Rus Çarlığı’nın bu pogrom politikasını Abdülhamit aynen kopya ederek ve aynı zamanda Çarın en gerici askeri yapılanması olan Kazak alaylarının birebir kopyası olan Hamidiye Alaylarını (İttihatçılar ise Aşiret Alayları olarak yeniledi) oluşturarak hayata geçirdi. Ama bir tehlike sayılmayan Yahudilere karşı değil, Ermenilere karşı…
Siyonizm denen bu siyasal akım, ilkin asimilasyon ve entegrasyonu savunan Avusturyalı Dr. Herzel tarafından, bir anlamda Doğu Avrupa Yahudilerinin bir umutsuzluğunun yansıması olarak kuramsallaştırıldı.
Evet, Yahudilerin kendi tarihsel ana yurtlarına dönerek, kendi devletlerini oluşturmak için çalışmalarının zamanı gelmişti.
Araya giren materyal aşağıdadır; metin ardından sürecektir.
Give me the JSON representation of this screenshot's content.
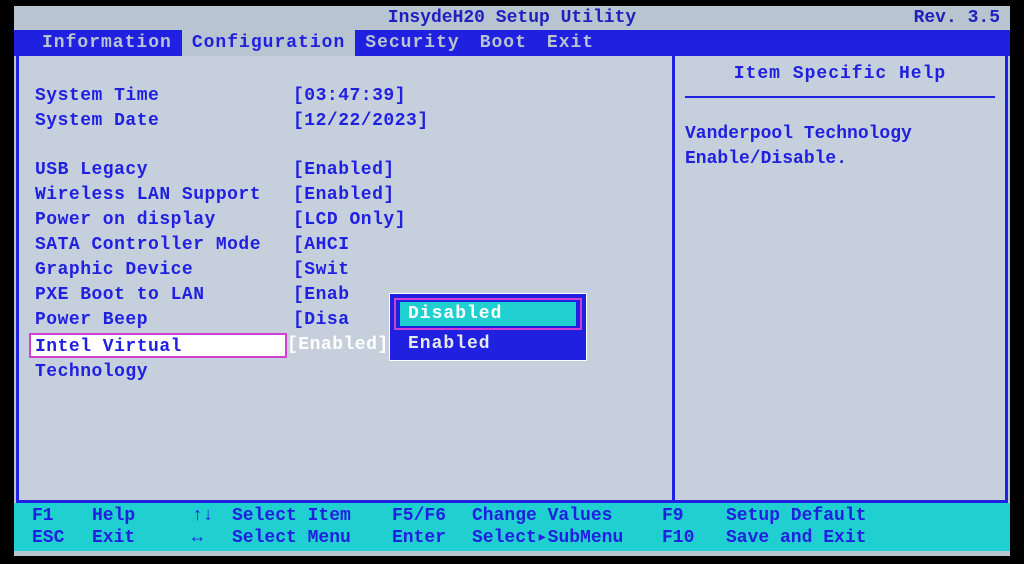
{
  "title": "InsydeH20 Setup Utility",
  "revision": "Rev. 3.5",
  "menu": {
    "items": [
      "Information",
      "Configuration",
      "Security",
      "Boot",
      "Exit"
    ],
    "active_index": 1
  },
  "settings": [
    {
      "label": "System Time",
      "value": "[03:47:39]"
    },
    {
      "label": "System Date",
      "value": "[12/22/2023]"
    }
  ],
  "settings2": [
    {
      "label": "USB Legacy",
      "value": "[Enabled]"
    },
    {
      "label": "Wireless LAN Support",
      "value": "[Enabled]"
    },
    {
      "label": "Power on display",
      "value": "[LCD Only]"
    },
    {
      "label": "SATA Controller Mode",
      "value": "[AHCI"
    },
    {
      "label": "Graphic Device",
      "value": "[Swit"
    },
    {
      "label": "PXE Boot to LAN",
      "value": "[Enab"
    },
    {
      "label": "Power Beep",
      "value": "[Disa"
    },
    {
      "label": "Intel Virtual Technology",
      "value": "[Enabled]",
      "selected": true
    }
  ],
  "popup": {
    "options": [
      "Disabled",
      "Enabled"
    ],
    "selected_index": 0
  },
  "help": {
    "title": "Item Specific Help",
    "text": "Vanderpool Technology Enable/Disable."
  },
  "footer": {
    "row1": [
      {
        "key": "F1",
        "label": "Help",
        "arrow": "↑↓",
        "desc": "Select Item"
      },
      {
        "key": "F5/F6",
        "desc": "Change Values"
      },
      {
        "key": "F9",
        "desc": "Setup Default"
      }
    ],
    "row2": [
      {
        "key": "ESC",
        "label": "Exit",
        "arrow": "↔",
        "desc": "Select Menu"
      },
      {
        "key": "Enter",
        "desc": "Select▸SubMenu"
      },
      {
        "key": "F10",
        "desc": "Save and Exit"
      }
    ]
  }
}
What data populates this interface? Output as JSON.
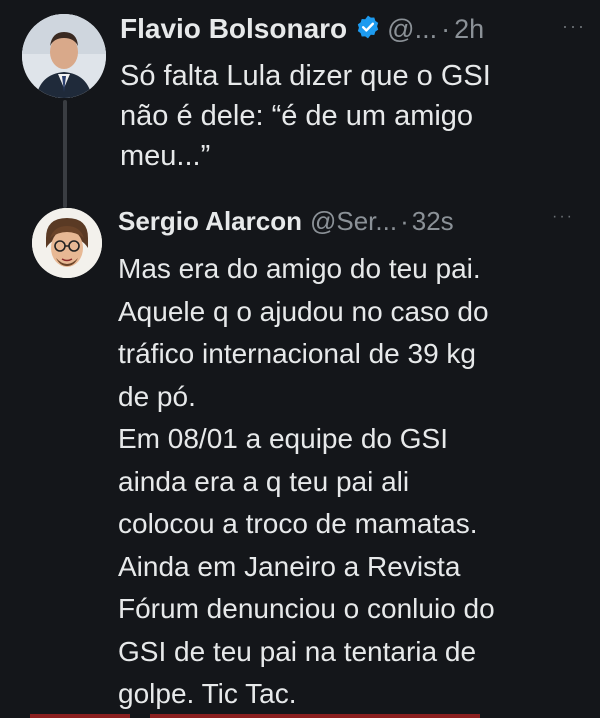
{
  "tweet1": {
    "name": "Flavio Bolsonaro",
    "handle": "@...",
    "separator": "·",
    "time": "2h",
    "lines": [
      "Só falta Lula dizer que o GSI",
      "não é dele: “é de um amigo",
      "meu...”"
    ]
  },
  "tweet2": {
    "name": "Sergio Alarcon",
    "handle": "@Ser...",
    "separator": "·",
    "time": "32s",
    "lines": [
      "Mas era do amigo do teu pai.",
      "Aquele q o ajudou no caso do",
      "tráfico internacional de 39 kg",
      "de pó.",
      "Em 08/01 a equipe do GSI",
      "ainda era a q teu pai ali",
      "colocou a troco de mamatas.",
      "Ainda em Janeiro a Revista",
      "Fórum denunciou o conluio do",
      "GSI de teu pai na tentaria de",
      "golpe. Tic Tac."
    ]
  },
  "icons": {
    "verified": "verified-badge-icon",
    "more": "more-options-icon"
  },
  "colors": {
    "background": "#14161a",
    "verified_blue": "#1d9bf0",
    "text": "#e7e9ea",
    "muted": "#8b9197"
  }
}
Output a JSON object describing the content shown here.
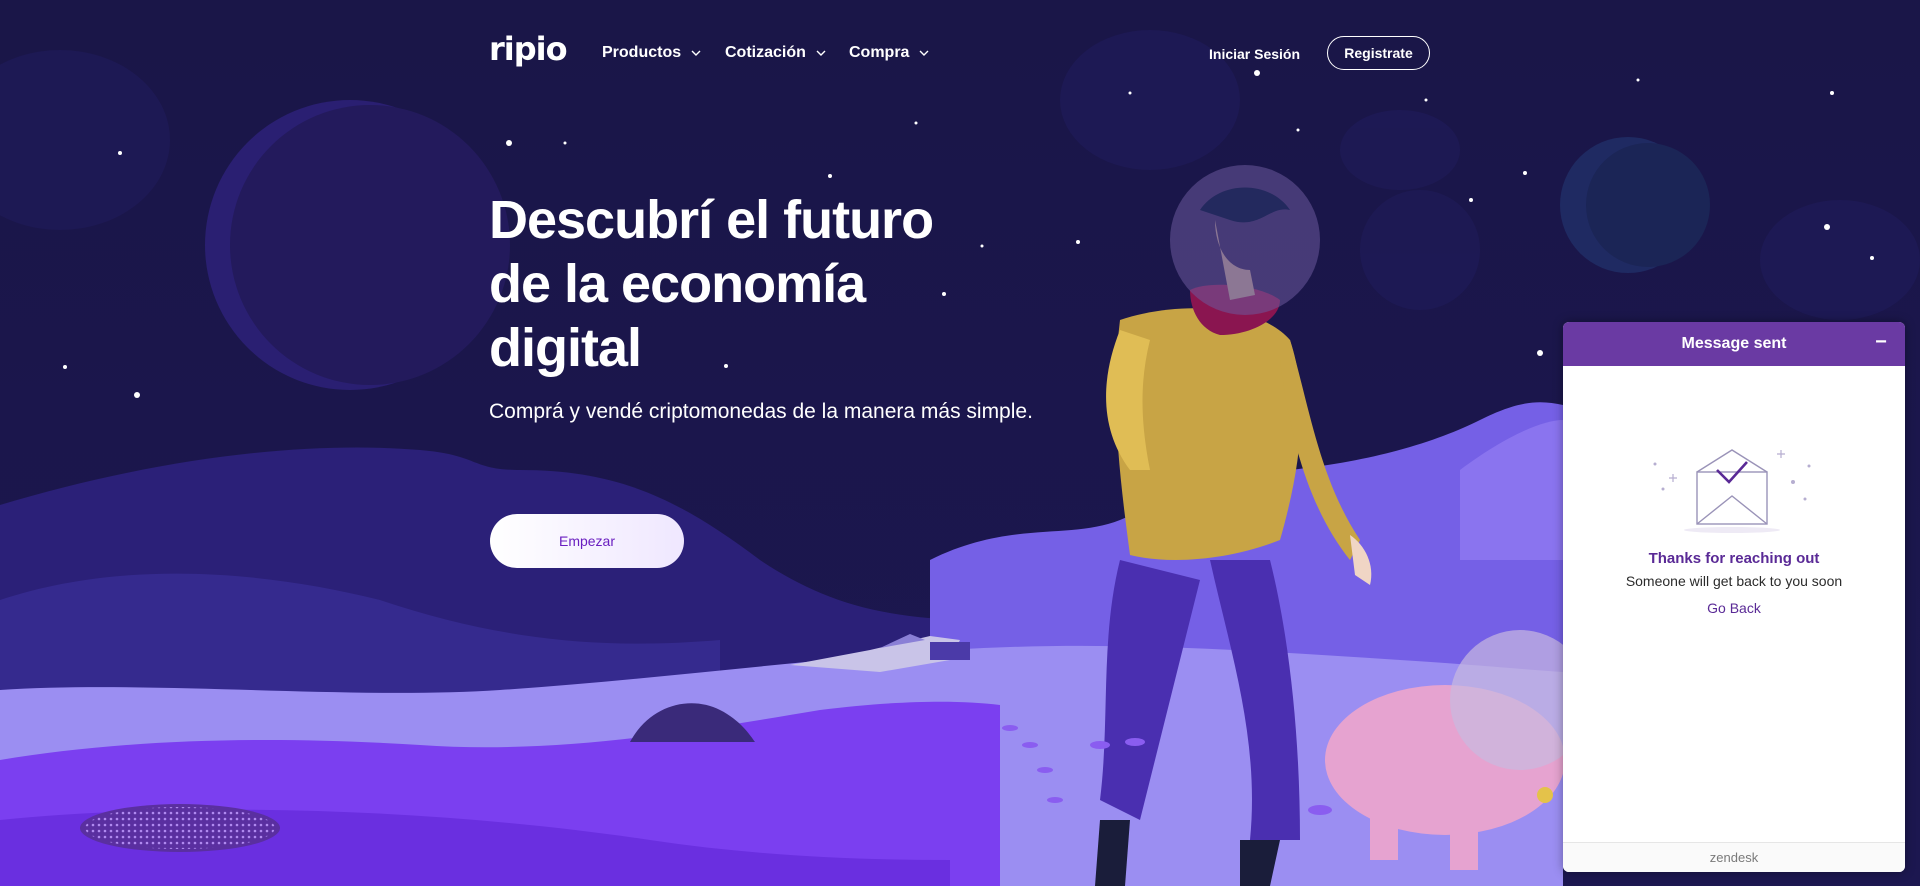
{
  "brand": {
    "logo_text": "ripio"
  },
  "nav": {
    "items": [
      {
        "label": "Productos"
      },
      {
        "label": "Cotización"
      },
      {
        "label": "Compra"
      }
    ],
    "login_label": "Iniciar Sesión",
    "register_label": "Registrate"
  },
  "hero": {
    "title_line1": "Descubrí el futuro",
    "title_line2": "de la economía",
    "title_line3": "digital",
    "subtitle": "Comprá y vendé criptomonedas de la manera más simple.",
    "cta_label": "Empezar"
  },
  "chat_widget": {
    "title": "Message sent",
    "minimize_icon": "minus-icon",
    "heading": "Thanks for reaching out",
    "message": "Someone will get back to you soon",
    "back_label": "Go Back",
    "footer": "zendesk"
  },
  "colors": {
    "sky": "#15123f",
    "hills_purple": "#6a4fe0",
    "ground_lilac": "#9c8ef0",
    "accent": "#6a3aa3",
    "cta_text": "#6a1fc0"
  }
}
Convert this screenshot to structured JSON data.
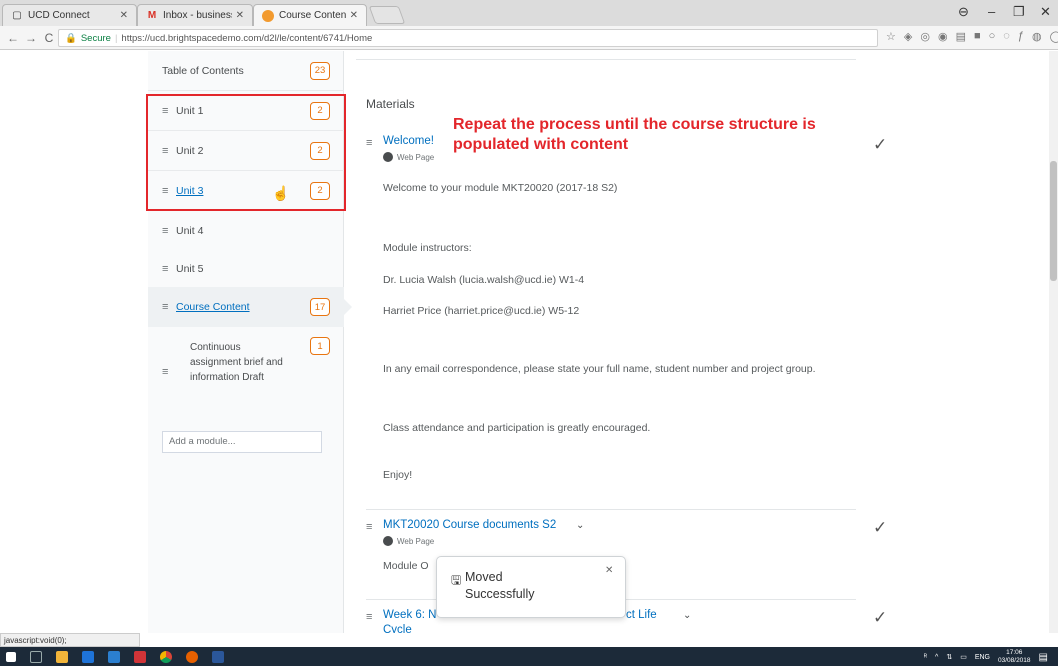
{
  "browser": {
    "tabs": [
      {
        "title": "UCD Connect",
        "icon": "page-icon"
      },
      {
        "title": "Inbox - business.elearnin",
        "icon": "gmail-icon",
        "icon_color": "#d93025"
      },
      {
        "title": "Course Content - EdTech",
        "icon": "brightspace-icon",
        "icon_color": "#f29a2e"
      }
    ],
    "secure_label": "Secure",
    "url": "https://ucd.brightspacedemo.com/d2l/le/content/6741/Home"
  },
  "sidebar": {
    "toc_label": "Table of Contents",
    "toc_count": "23",
    "units": [
      {
        "label": "Unit 1",
        "count": "2"
      },
      {
        "label": "Unit 2",
        "count": "2"
      },
      {
        "label": "Unit 3",
        "count": "2"
      },
      {
        "label": "Unit 4"
      },
      {
        "label": "Unit 5"
      }
    ],
    "course_content": {
      "label": "Course Content",
      "count": "17"
    },
    "sub_item": {
      "text": "Continuous assignment brief and information Draft",
      "count": "1"
    },
    "add_module_placeholder": "Add a module..."
  },
  "main": {
    "section_title": "Materials",
    "annotation": "Repeat the process until the course structure is populated with content",
    "items": [
      {
        "title": "Welcome!",
        "type": "Web Page"
      },
      {
        "title": "MKT20020 Course documents S2",
        "type": "Web Page"
      },
      {
        "title": "Week 6: N",
        "title_tail": "ct Life",
        "title_line2": "Cycle"
      }
    ],
    "welcome_text": [
      "Welcome to your module MKT20020 (2017-18 S2)",
      "Module instructors:",
      "Dr. Lucia Walsh (lucia.walsh@ucd.ie) W1-4",
      "Harriet Price (harriet.price@ucd.ie) W5-12",
      "In any email correspondence, please state your full name, student number and project group.",
      "Class attendance and participation is greatly encouraged.",
      "Enjoy!"
    ],
    "module_fragment": "Module O"
  },
  "toast": {
    "message": "Moved Successfully"
  },
  "status_bar": "javascript:void(0);",
  "taskbar": {
    "lang": "ENG",
    "time": "17:06",
    "date": "03/08/2018"
  },
  "colors": {
    "accent": "#006fbf",
    "count_badge": "#e87511",
    "annotation": "#e3262b"
  }
}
Sol Siyonizm, sozyalizmden de etkilenerek, toplumsal örgütlenmede, ‘kolhoz’ çiftliklerinin benzeri olan kibutzları yaratacağı gibi, silahlı mücadele ayağını da oluşturacaktı.
Ama tarihin bir cilvesi olarak, bu siyaset üzerinde oluşan, kendi resmi ideolojisini ve tarihini yazan ulusal güvenlikçi İsrail devlet yapılanması da, yeni bir diasporanın, Filistin diasporasının doğmasına neden olacaktı. Çünkü ulus devlet modelinde, her kuruluş öyküsünde, mutlaka bir zorunlu göç, etnik arındırma hikayesi de yer alır.
Arzu ederseniz, daha sonraki yazımızda da, yaşadımız coğrafyanın çocuklarından oluşan Elen, Ermeni, Kürt, Alevi, Türk diasporasını, Kafkas kökenli Çerkes diasporasını, hatta 12 Eylül faşist cuntası sonrası oluşan Türkiyeli sol diasporayı ele alalım. Bunların şer ocakları mı, yoksa yaşadıkları farklı devletleri oluşturan toplumlardan biri ve sivil toplumun bir parçası mı olduklarını ve taleplerinin meşru olup olmadığını tartışalım.